En zo zie ik bijna iedereen om me heen hun levens volproppen, in de hoop dat ze ooit, in een toekomst, als ze dat ene boek hebben gelezen, die ene cursus hebben gedaan, eindelijk tevreden zijn met het verhaal dat ze voor zichzelf verzinnen. Ze moeten door en door, meer en meer, omdat anderen het ook kunnen, en omdat ze bang zijn dat als ze heel eventjes stilstaan, er iemand voorbijkomt die ziet hoe slordig het eigenlijk in elkaar zit, hun verhaal. Want als je geen tijd neemt om na te denken, en handelt uit de angst om door de mand te vallen, word je precies diegene die je niet wilde zijn: geen homo universalis, maar een bij elkaar geraapt zooitje, iemand die nergens meer voor staat.

*

In een reactie op het artikel van Coolen deed Esther Gerritsen een oproep in de krant om in oktober niet alleen te stoppen met slechte gewoontes, maar ook met goede, zoals interessante hobby’s of verstandige sporten. ‘Stop en blijf thuis’, schrijft ze. Volgens mij is dat een goed advies.

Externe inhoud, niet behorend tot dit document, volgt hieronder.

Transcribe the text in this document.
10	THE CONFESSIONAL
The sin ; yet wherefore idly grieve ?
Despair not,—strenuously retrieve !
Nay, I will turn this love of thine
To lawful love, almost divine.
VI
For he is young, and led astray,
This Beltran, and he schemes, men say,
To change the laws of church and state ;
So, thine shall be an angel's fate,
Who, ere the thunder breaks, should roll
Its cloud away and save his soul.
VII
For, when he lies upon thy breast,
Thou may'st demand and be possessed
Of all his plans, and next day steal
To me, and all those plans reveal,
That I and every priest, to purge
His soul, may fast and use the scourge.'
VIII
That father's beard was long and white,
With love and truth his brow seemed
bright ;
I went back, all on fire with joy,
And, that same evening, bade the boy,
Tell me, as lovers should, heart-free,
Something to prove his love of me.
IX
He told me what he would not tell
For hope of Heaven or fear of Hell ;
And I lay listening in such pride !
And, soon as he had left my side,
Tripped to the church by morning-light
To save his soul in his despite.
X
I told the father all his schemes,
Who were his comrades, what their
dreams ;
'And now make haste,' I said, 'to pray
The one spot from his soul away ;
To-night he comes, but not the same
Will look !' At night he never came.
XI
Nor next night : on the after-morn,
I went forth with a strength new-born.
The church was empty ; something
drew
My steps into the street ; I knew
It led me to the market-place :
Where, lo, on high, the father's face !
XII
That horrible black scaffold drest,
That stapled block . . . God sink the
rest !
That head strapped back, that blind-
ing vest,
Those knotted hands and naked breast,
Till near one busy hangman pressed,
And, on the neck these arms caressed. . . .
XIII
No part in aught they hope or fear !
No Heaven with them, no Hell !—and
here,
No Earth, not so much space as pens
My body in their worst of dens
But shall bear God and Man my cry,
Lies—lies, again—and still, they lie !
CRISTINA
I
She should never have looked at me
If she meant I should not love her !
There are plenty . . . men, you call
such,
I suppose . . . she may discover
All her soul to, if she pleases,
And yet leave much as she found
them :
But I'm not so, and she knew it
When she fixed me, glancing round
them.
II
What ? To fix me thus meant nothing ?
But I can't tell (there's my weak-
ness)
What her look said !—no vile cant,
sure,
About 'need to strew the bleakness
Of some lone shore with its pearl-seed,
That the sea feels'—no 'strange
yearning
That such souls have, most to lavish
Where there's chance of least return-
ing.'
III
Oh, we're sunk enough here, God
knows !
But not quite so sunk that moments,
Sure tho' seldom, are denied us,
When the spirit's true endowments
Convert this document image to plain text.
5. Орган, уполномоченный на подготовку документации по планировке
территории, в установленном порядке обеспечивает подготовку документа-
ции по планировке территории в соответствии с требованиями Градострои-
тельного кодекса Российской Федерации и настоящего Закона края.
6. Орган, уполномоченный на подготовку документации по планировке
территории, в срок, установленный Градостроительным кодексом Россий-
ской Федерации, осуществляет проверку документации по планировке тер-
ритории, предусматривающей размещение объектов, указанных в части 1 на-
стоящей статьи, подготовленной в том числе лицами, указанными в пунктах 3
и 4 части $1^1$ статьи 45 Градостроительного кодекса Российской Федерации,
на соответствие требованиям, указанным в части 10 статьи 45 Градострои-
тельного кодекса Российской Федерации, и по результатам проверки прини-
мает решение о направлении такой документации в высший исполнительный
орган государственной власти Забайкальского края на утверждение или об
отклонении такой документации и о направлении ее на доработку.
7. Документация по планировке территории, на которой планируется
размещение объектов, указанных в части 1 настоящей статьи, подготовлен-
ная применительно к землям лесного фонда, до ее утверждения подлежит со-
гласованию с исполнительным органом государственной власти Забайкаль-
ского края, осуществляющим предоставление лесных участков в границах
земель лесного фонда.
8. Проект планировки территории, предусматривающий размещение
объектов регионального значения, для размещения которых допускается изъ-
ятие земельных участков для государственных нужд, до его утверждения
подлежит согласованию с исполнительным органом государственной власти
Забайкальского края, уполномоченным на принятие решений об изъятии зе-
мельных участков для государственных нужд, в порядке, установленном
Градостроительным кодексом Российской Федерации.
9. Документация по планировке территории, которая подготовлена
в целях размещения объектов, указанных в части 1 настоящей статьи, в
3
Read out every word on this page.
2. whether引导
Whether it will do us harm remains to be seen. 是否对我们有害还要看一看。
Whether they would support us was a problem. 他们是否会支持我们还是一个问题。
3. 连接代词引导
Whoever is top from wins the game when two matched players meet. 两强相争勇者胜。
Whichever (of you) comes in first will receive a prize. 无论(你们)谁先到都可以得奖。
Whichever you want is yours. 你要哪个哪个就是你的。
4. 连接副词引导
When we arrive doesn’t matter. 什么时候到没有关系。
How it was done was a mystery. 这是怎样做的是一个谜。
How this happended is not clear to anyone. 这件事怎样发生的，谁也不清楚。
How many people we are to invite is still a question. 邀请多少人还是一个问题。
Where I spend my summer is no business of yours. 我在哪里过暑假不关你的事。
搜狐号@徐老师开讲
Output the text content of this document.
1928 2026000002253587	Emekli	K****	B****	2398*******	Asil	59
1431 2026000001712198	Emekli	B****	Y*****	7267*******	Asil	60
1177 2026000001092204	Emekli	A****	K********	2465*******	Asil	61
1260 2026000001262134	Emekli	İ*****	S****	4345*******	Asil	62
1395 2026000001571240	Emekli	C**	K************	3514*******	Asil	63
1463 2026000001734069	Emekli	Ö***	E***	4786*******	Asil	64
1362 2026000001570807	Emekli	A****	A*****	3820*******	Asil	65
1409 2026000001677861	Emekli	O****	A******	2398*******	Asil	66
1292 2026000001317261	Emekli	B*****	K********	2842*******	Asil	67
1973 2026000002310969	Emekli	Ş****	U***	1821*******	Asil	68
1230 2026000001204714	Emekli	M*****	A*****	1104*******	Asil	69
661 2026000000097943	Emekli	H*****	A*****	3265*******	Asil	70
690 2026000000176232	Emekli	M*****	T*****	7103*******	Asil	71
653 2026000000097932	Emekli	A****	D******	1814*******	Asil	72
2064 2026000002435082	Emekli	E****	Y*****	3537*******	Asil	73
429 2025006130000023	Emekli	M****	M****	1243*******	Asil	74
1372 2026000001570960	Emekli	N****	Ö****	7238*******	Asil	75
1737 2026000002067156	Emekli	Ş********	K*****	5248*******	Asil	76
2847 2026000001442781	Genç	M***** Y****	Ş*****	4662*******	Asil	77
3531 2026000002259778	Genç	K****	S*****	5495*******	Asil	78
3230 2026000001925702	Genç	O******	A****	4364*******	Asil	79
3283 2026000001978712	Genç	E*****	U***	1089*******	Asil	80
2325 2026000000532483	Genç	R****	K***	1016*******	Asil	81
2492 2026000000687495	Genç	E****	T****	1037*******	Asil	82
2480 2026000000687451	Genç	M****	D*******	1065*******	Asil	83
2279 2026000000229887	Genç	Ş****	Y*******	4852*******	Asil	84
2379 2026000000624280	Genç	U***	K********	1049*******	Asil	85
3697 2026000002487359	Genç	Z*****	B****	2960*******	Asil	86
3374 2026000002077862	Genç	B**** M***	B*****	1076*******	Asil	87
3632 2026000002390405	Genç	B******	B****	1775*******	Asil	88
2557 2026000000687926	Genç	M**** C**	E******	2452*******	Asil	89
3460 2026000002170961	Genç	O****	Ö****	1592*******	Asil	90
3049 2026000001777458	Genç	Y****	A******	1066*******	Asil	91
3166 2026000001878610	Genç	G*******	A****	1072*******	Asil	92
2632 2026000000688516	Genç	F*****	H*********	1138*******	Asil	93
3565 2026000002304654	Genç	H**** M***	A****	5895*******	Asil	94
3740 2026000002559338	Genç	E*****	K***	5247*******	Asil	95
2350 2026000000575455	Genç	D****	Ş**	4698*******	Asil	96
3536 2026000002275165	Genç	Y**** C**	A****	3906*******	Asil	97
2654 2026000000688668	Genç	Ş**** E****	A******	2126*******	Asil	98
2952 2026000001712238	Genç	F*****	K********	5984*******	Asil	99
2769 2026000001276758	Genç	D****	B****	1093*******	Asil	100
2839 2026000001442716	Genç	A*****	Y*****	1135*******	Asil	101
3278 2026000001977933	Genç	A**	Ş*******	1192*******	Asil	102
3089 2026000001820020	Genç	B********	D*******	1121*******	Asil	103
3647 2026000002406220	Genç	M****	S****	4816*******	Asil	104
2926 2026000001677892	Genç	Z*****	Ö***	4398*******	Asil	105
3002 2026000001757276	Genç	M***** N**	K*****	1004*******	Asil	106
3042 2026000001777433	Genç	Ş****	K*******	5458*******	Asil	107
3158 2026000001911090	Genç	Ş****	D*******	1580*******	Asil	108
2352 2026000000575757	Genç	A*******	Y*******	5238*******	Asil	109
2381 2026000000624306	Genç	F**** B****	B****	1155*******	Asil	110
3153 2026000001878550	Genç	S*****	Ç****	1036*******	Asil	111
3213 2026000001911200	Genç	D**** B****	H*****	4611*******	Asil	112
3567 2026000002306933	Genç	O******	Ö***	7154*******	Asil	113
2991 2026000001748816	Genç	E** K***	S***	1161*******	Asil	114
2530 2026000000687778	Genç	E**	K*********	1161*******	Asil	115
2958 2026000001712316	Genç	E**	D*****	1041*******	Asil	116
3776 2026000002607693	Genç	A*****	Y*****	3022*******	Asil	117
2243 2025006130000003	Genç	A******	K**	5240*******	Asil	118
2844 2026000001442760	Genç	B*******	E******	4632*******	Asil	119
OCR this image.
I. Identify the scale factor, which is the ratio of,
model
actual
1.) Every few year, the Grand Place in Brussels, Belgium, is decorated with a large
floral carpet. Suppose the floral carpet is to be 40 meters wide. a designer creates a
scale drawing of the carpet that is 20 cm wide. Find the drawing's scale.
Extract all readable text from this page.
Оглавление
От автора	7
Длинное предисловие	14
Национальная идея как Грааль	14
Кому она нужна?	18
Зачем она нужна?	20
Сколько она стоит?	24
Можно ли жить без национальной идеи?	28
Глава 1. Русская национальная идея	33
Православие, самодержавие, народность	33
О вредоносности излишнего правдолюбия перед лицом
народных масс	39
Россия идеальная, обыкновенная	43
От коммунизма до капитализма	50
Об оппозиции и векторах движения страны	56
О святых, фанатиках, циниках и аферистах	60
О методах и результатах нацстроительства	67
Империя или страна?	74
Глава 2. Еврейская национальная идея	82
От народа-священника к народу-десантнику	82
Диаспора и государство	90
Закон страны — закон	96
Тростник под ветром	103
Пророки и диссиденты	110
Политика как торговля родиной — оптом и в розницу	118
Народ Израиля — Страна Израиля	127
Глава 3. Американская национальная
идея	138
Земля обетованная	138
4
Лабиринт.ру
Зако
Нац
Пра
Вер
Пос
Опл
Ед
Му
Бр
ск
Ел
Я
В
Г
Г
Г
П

Zelf stopte ik na drie weken met de universiteit. ‘Wat dapper’, zeiden familie en vrienden. Dat stemde me vrolijk en hoopvol, ik had verwacht dat ze het laf en dom zouden vinden. Ineens heb ik weer ruimte in mijn hoofd voor alle gedachtes en ideeën die ik zolang heb gemist. Ik kan weer ontroerd raken door dingen die niet over mezelf gaan, en hoor mezelf gepassioneerd betogen over fenomenen als opera. Het voelt alsof ik weer kan ademhalen. Alsof ik weer op zoek kan gaan naar wie ik ook alweer ben, en waar ik ook alweer voor dacht te staan.